Quadratic Equations and Completing the Square

[Black_Mamba]

I am stuck on this problem. I can reach the correct answer with the quadratic formula, but not with the method suggested (completing the square). Thanks in advance.

The problem is:
$$2x^2+8x+1=0$$

This is what I tried:
$$2x^2+8x=-1$$
$$2(x^2+4x)=-1$$
$$2(x^2+4x+4)=-1+8$$
$$2(x+2)^2=7$$
$$(x+2)^2=\frac{7}{2}$$
$$x=-2+\sqrt{\frac{7}{2}}$$

 

[courtrigrad]

$$2x^{2} + 8x + 1 = 0$$. First divide the equation by $$2$$. So we get: $$x^{2} + 4x + \frac{1}{2} = 0$$.
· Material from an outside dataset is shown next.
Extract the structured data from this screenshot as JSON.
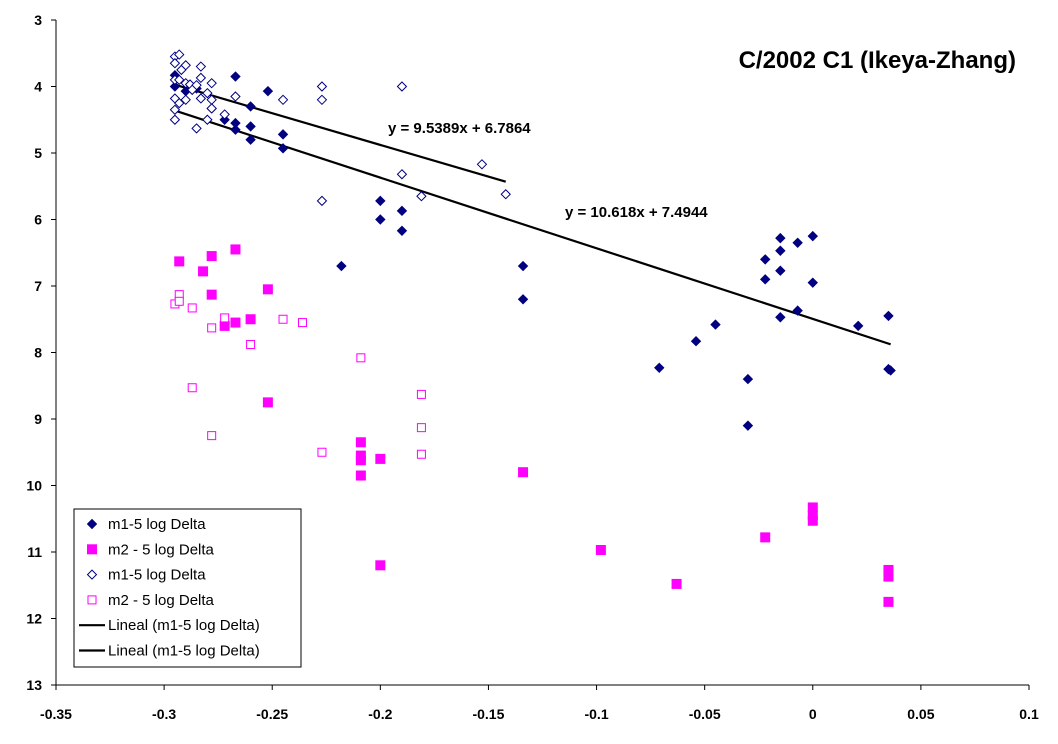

So $$x^{2} + 4x = -\frac{1}{2}$$.

$$x^{2} + 4x + 4 = \frac{7}{2}$$
$$(x+2)^{2} = \frac{7}{2}$$.
$$x+2 = \sqrt{\frac{7}{2}}$$.
$$x = \sqrt{\frac{7}{2}} -2$$.

 

[Black_Mamba]

Thanks for the quick reply, but the answer is supposed to end up being

$$x=-2+{\frac{\sqrt14}{2}}$$

 

[courtrigrad]

$$\sqrt{\frac{7}{2}} = \frac{\sqrt{7}}{\sqrt{2}}\frac{\sqrt{2}}{\sqrt{2}} = \frac{\sqrt{14}}{2}$$. It is the same answer. They just rationalized the denominator.

 

[Black_Mamba]

Ohh.. I see. Silly me. Thank you!